Equal Contributors – Couples Therapy, Dr. Bruce Derman

As I have stated in previous blogs, in my work with couples in couples therapy, I see whatever happens between them as a mutual experience, in the fact that I see them as equal contributors to whatever is happening in their relationship. When it comes to infidelity, people don’t typically see it that way. They tend to favor one person as the bad one, or one person as the problem, and the other person as an innocent. So the one that’s having the affair is usually considered the bad person and the other one who feels victimized is seen in a much more presentable light. I don’t really agree with that view, based on what I previously said. I’m more in support of what therapist Carl Whitaker said, “that most affairs are bilateral,” meaning that there are two affairs typically going on, it’s just that we tend to select having an affair with another person as a bad and all other affairs are not eve3n considered as affairs.
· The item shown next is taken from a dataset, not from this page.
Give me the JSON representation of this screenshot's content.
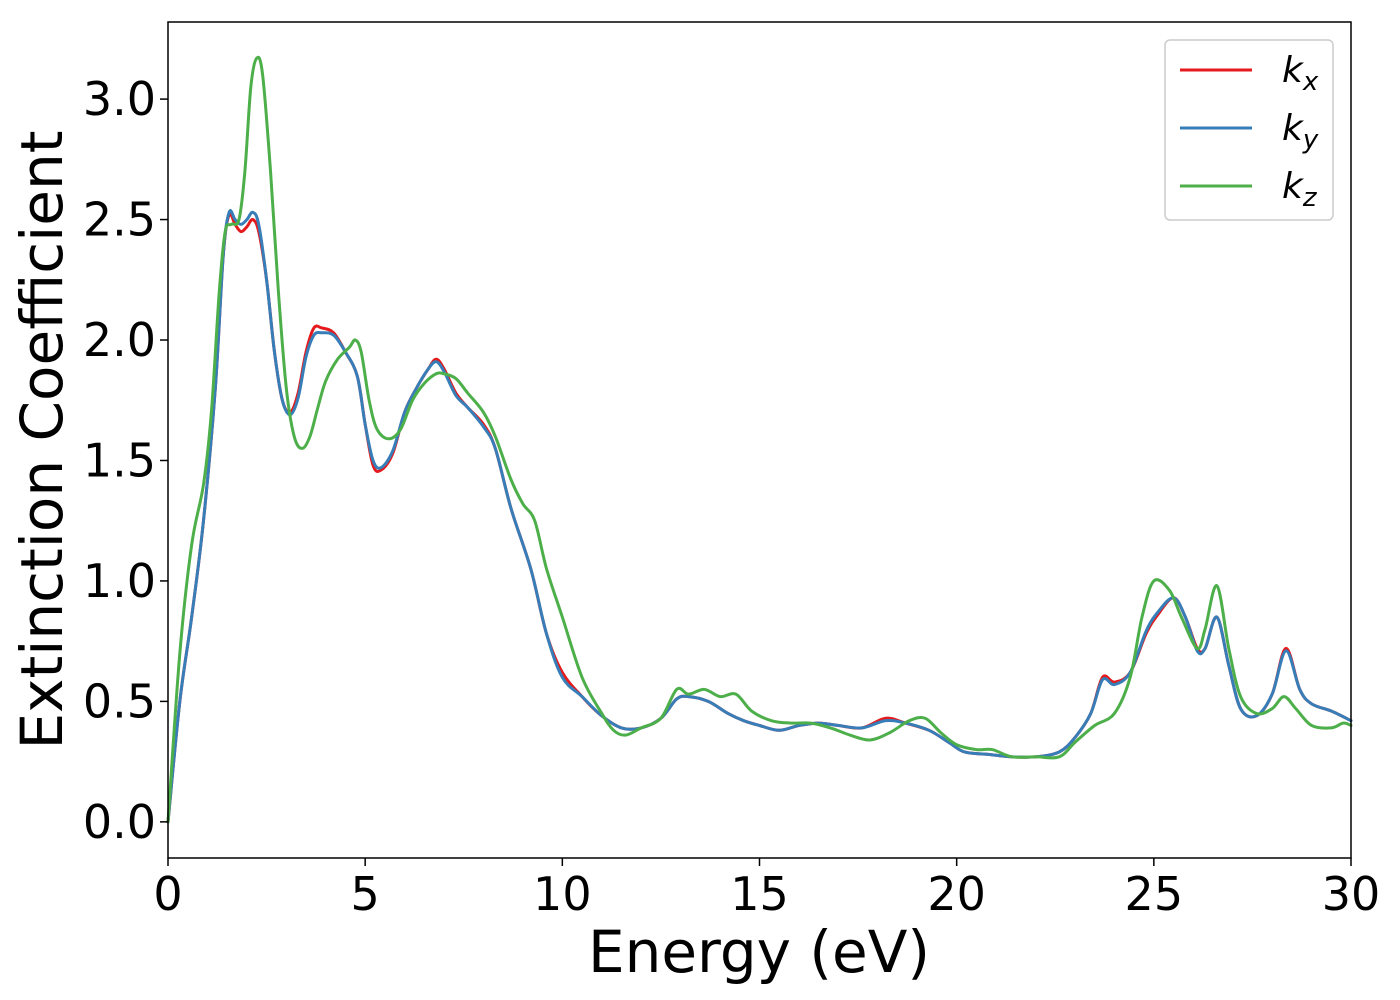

I see affairs as giving energy to something where there is no agreement within the relationship, and from that perspective where there is no value judgment is easier to see the bilateral view.

So, while a particular man may be having an affair with another woman, the woman in question could also be having an affair. As I know with one of my couples therapy patients, he was the one having the affair, but she was having a constant affair with her own emotionality and she was constantly giving energy to unending emotions. You could multiply his one affair by twenty and you still wouldn’t equal the amount of energy that she would put into her various emotional attacks, her emotional uproars, her emotional blaming, and her emotional accusations. But as I said, in the typical way this is viewed, he’s the one having the affair. So, I put a lot of emphasis on looking at both partners, no matter who comes in with the so called affair, I explore what role each is playing in their relationship situation. Sometimes it’s very delicate due to how they deal with blame. So If the person who feels victimized is tremendously wounded, you have to be delicate in terms of approaching that person, because they’re not open to hearing that they had anything to do with it.

One person who I was working with, his wife had absolutely no idea that he was having affairs, despite him having affairs from the beginning of their 20 year marriage. He must have had ten affairs, yet no awareness on her part and just. If she ever found out, she, of course, would feel victimized. However, if one is really honest with themself, there are many, many signals that can tell you an affair is going on when you care to pay attention. If you don’t want to pay attention, you can ignore anything and then you can act surprised. It can be how the person talks to you, the person’s reluctance in kissing you, or the sex life has diminished, etc. As I said, I put tremendous emphasis on seeing the actions of both partners beyond who is playing the wounded role, so that it shifts from being his or her affair, to our affair.